Follow the instructions. Usually you can copy-paste the URL patterns from the crawl rules for the authentication configuration.
Crawl Many Intranet Sites
It is better to follow these recommendations when crawling many different Intranet sites.
Usually, one crawler containing all the sites is more efficient than many crawlers. Indeed, the crawler can share resources (CPU, memory, threads), whereas two independent crawlers consume twice the resources without being faster.
The only good reasons to separate the sites in several crawlers are the following:
You need different crawler options (throttle time, aggressive mode, refresh).
You need documents indexed in a different build group.
You deploy different crawlers on different hosts for performance.
Deterministic refresh is still an option, see Crawl One Intranet Site.
The number of threads is important. Having too many threads uses too much memory, and few are able to crawl fast enough. To find the appropriate number, remember that you can crawl a host with only one thread at a time, so threads above the total number of hosts are useless. You can also fine-tune using the performance graphs in the Monitoring Console: the crawler has a graph showing the average number of idle threads. If many threads are idle, you can lower their number.
Crawl Specific Internet Sites
If you need to crawl specific pages on a small number of sites (for example, product pages on e-commerce sites, or articles on a news site), write crawl rules carefully to define precisely which URLs to index, and which URLs to follow but do not index.
The easiest way is to use the Site option. This way, the crawler crawls every URL in the site. With some additional rules, you can select which pages to index among the crawled documents:
A rule with the same pattern as the whole site, and don't index action overwrites the default for the Site option. Now the site is still crawled, but no longer indexed.
Enough rules to match the pages you want to index with the index action. This overwrites the previous rule only for the wanted pages. You can also use the index and don't follow action if the links from these pages are not required.

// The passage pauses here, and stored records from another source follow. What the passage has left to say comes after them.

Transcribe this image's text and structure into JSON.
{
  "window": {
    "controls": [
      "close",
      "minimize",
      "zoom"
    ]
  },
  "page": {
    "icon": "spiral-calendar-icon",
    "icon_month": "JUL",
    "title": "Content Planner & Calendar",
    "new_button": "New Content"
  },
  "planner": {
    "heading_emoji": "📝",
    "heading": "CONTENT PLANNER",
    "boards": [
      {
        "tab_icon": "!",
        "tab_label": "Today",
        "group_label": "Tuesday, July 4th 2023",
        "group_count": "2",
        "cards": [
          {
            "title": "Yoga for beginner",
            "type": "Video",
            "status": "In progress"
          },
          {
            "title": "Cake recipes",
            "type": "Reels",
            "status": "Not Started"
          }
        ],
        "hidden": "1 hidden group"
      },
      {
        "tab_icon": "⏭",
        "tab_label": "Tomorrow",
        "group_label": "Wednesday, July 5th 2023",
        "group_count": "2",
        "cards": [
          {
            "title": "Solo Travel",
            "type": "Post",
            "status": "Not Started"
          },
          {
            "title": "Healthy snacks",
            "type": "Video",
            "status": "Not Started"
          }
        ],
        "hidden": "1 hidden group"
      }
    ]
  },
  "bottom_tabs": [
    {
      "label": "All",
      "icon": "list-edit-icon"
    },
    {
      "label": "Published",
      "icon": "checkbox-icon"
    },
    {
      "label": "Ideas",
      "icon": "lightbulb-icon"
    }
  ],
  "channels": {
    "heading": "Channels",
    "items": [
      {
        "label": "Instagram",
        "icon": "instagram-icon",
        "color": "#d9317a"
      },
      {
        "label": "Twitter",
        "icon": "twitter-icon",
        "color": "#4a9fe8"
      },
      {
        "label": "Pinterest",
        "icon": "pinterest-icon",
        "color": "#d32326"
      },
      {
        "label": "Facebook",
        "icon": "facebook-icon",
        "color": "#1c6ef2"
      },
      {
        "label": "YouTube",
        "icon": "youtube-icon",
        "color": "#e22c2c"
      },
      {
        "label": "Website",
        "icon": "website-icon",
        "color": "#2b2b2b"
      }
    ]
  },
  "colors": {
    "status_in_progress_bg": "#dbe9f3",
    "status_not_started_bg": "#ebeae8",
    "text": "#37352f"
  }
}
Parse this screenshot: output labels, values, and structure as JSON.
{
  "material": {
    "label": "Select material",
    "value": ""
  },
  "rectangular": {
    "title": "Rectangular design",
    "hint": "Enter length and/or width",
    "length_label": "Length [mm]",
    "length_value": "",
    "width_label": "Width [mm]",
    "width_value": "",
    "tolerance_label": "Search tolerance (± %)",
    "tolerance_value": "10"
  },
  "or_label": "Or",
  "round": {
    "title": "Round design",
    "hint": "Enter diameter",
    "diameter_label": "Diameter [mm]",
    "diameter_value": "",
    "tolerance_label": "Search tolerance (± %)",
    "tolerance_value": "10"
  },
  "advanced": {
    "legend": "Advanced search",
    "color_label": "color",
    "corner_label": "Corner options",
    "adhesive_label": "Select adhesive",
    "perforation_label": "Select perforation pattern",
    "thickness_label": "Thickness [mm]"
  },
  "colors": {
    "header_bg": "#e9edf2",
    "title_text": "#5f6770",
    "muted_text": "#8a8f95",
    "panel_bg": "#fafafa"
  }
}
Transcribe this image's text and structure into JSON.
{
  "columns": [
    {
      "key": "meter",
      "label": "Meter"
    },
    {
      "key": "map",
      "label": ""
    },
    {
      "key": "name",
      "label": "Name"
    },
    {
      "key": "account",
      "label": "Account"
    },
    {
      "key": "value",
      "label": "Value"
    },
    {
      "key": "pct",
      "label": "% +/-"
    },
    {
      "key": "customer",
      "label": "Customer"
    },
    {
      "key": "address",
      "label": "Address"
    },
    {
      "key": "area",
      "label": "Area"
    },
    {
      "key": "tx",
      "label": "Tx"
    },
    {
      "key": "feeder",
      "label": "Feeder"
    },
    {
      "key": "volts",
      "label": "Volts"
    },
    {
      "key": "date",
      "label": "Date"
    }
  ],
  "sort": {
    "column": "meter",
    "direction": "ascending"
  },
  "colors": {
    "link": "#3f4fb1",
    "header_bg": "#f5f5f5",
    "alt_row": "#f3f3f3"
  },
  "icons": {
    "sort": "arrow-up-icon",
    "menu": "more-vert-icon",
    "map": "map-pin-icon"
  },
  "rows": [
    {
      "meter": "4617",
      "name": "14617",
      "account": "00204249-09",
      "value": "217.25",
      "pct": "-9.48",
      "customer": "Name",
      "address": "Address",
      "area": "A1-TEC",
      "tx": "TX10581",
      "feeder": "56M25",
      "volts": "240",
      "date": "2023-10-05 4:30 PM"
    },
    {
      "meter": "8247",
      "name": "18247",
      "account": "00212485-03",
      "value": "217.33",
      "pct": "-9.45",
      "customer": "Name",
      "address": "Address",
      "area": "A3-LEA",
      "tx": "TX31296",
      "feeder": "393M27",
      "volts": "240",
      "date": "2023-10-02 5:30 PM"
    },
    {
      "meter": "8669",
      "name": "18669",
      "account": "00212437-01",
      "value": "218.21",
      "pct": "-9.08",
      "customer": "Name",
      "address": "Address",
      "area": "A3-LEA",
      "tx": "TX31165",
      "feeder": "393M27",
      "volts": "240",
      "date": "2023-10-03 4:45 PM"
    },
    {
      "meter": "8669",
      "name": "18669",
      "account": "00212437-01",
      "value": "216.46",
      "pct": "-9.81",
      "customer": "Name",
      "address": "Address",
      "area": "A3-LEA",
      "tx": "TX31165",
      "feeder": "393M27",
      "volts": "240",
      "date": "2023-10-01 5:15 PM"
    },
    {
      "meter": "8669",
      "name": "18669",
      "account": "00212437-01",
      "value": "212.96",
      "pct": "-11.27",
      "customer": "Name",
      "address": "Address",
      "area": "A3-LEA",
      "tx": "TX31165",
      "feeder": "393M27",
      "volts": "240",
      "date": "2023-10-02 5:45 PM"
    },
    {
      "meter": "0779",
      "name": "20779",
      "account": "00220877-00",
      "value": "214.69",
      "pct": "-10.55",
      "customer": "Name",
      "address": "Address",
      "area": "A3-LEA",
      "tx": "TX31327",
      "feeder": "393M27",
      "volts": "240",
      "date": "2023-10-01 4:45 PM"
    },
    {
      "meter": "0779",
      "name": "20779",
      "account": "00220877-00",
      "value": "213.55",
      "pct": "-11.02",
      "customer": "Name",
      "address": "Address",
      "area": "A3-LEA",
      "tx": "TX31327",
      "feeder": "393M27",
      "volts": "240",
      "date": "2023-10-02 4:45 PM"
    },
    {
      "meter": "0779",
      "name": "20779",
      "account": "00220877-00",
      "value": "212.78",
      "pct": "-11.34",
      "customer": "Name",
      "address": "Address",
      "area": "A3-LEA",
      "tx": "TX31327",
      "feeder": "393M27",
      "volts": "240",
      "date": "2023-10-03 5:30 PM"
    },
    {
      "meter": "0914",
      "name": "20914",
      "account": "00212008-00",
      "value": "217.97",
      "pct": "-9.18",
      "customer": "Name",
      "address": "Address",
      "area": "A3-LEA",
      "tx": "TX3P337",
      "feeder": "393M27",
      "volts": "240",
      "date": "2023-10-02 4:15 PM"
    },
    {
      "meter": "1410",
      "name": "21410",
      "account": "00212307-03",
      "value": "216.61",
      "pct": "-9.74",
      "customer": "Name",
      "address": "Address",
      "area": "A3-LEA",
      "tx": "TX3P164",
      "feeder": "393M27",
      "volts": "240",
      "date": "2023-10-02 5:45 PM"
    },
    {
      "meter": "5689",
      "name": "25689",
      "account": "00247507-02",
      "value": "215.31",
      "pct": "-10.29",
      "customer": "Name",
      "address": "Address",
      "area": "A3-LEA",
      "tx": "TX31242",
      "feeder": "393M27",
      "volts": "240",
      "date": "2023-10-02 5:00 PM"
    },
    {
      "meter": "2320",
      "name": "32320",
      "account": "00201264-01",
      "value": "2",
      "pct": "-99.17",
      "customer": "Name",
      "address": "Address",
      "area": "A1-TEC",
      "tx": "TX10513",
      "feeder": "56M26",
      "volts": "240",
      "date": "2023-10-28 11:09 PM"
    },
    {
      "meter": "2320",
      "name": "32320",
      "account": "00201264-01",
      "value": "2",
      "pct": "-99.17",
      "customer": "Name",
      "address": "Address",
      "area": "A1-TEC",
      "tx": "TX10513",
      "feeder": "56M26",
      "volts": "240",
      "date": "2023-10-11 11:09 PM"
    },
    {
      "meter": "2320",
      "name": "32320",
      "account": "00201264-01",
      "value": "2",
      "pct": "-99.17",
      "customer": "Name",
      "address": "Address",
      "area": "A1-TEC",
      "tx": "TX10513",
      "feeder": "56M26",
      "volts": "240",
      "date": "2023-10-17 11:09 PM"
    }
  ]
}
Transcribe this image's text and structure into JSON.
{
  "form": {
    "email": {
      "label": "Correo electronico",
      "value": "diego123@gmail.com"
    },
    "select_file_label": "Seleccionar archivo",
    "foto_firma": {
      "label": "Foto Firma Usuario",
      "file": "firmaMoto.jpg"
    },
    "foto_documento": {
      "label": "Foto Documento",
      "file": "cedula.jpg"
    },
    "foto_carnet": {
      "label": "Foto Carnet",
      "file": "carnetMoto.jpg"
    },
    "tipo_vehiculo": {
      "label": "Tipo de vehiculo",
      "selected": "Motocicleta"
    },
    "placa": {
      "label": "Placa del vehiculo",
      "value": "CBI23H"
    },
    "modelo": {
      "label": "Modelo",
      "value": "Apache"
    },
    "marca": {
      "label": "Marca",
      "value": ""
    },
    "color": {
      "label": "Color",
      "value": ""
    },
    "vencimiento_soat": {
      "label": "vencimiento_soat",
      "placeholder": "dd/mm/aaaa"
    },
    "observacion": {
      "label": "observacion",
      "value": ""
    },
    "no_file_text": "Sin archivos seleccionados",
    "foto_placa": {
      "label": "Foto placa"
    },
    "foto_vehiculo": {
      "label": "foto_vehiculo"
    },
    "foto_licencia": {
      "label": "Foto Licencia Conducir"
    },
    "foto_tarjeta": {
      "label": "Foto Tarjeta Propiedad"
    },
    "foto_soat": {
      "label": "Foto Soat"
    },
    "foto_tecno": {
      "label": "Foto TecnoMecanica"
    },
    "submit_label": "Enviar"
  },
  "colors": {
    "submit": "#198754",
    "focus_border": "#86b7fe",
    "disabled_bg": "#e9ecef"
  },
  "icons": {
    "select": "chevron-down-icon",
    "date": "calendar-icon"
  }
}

To discover new links earlier without missing any, use Smart refresh or a specific deterministic refresh on intermediate listing pages. For more information about deterministic refresh, see Refresh.
Be aware of the limited crawl speed (usually 1 document every 2.5 seconds) on the internet, which defines an upper bound on the number of crawled pages per day. You can tune the refresh periods with the Min/Max document age options. To optimize the crawl behavior:
Increase the acceptable time to slow the refresh,
Decrease it if you have available resources to enhance freshness.
Crawl Many internet Sites
If you need to crawl a large or very large list of websites, configuring them in the Administration Console becomes a chore.
The easiest way to achieve this task involves several features:
Site mode,
Root sets.
The Site mode allows you to avoid setting crawl rules per site.
The root set configuration allows the crawler to refresh the list of sites to crawl dynamically, from a file outside the configuration.
The root set URL locates the file containing the site list. It can be a regular file:
On the local filesystem (file://),
In the product's data directory (data://),
In the configuration directory (config://latest/master/),
Or even a remote server (http://).
The file can be as simple as one URL per line.
You can also store the root set in the resource manager, using a resourcemanager:// URL. For more information, see the resource manager's documentation.
Refresh works better with Smart refresh, and longer time periods (1 week to 1 month), to avoid unnecessary aggressive refresh.
The crawler can have as many crawl threads as the hardware resources allow. 20 to 100 threads are generally used in large crawls.
You can categorize sites using the root set group (split rootsets into several smaller sets, identified by their group), or on a per-site basis using forced metas. Example of root set using forced metas:
http://www.example1.com/ category=news theme=sports relevancy=100
http://www.example2.com/ category=blogs relevancy=10
To optimize resource usage, you can configure a maximum number of crawled pages per site. The default value is 1 million pages.